The Clermont's list price is $6.5 million, Kansas said.

The Clermont Motor Lodge was built in 1924 as an apartment building and was turned into a hotel in 1940. The 108-room hotel offers spartan amenities -- there's no cable TV -- at cheap rates starting at about $35 a night.

The five-story hotel stands out among the low-rise buildings lining Ponce as it runs east of downtown. But the Clermont holds an outsized place in Atlanta's nightlife scene for what happens on the bottom floor at the Clermont Lounge strip club.

The dank, smoky strip club is known for dancers old enough to be many patrons' mothers, or even grandmothers. The most famous dancer, Blondie, is known for reciting poetry as she plies her trade.

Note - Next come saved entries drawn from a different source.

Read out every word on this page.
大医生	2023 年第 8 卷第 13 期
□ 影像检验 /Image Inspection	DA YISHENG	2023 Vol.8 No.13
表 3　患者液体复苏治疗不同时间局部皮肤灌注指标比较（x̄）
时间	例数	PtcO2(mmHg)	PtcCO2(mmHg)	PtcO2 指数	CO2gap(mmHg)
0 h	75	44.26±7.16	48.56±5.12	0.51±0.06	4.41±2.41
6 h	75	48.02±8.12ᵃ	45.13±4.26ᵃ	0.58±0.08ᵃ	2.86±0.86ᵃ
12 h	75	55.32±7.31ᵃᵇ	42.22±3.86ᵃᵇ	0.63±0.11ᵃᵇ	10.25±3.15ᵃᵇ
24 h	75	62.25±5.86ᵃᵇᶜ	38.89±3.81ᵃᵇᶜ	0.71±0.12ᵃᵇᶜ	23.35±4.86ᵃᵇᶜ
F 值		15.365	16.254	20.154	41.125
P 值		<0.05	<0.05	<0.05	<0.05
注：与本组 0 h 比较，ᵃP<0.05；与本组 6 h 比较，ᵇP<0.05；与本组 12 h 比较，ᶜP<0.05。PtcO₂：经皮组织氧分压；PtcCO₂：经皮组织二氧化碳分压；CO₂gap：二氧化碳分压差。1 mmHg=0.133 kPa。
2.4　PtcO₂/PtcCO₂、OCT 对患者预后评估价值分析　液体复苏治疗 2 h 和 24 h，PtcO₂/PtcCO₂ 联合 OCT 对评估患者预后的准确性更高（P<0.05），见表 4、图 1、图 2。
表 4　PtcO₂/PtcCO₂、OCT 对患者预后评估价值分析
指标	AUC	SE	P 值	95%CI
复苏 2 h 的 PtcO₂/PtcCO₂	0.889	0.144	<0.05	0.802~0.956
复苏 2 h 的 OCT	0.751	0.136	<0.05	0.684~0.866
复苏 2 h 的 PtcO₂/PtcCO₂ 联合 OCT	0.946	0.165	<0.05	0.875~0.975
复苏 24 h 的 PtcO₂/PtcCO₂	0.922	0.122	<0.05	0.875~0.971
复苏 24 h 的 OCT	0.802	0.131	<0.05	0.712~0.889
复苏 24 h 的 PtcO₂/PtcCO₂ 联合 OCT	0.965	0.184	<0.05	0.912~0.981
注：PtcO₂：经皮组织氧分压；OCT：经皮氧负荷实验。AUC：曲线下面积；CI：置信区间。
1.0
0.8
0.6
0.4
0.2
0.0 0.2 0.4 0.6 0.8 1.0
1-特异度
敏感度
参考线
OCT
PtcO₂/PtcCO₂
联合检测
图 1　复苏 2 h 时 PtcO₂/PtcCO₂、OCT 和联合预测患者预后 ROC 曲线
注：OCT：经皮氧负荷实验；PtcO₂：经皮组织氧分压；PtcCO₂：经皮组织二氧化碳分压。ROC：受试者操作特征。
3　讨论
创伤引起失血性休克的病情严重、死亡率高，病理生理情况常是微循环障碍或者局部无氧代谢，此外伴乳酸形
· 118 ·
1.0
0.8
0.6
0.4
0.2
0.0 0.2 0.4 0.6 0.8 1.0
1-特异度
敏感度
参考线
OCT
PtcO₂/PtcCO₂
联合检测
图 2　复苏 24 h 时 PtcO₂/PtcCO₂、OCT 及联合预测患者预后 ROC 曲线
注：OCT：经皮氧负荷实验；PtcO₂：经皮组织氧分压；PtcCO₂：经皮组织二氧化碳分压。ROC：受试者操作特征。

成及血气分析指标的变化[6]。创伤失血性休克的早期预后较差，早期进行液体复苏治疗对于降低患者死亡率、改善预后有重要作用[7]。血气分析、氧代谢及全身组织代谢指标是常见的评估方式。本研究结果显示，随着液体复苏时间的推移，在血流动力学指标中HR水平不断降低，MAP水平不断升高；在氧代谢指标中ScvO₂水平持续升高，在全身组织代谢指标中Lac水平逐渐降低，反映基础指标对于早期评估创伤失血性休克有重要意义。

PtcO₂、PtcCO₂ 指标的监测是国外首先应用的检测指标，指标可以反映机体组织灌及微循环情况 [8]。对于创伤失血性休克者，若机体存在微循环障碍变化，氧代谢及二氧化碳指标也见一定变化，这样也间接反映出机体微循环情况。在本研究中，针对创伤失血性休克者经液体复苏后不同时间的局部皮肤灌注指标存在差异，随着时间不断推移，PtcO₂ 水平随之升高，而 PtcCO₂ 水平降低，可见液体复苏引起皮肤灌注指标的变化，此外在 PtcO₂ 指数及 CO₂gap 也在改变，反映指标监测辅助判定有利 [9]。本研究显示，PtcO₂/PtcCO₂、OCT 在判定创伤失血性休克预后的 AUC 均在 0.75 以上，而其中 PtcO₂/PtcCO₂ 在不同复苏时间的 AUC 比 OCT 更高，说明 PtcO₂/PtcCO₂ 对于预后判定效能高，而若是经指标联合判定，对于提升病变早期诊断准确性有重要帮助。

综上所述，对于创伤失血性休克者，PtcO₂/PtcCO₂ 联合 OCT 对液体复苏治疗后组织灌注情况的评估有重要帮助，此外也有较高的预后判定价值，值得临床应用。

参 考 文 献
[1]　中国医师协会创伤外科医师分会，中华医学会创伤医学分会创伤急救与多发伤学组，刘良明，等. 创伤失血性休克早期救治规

In recent years, the Clermont has been adopted by urban hipsters who pack the venue for DJ dance parties. Recently, the actors Woody Harrelson and Bill Murray were seen taking in the sights at the Clermont.

Even if the hotel falls into foreclosure, the Clermont Lounge should stay open, said attorney John Ayoub, who along with Mansour represents Fairway Capital.

"There's no reason to stop them," he said. "They have a business. They make money. They pay rent."

Kansas, the Clermont's listing agent, is holding a design competition to encourage ideas of how to restore the iconic building.

In true Clermont fashion, Kansas is planning a party on July 30 to announce the winner, complete with a live band.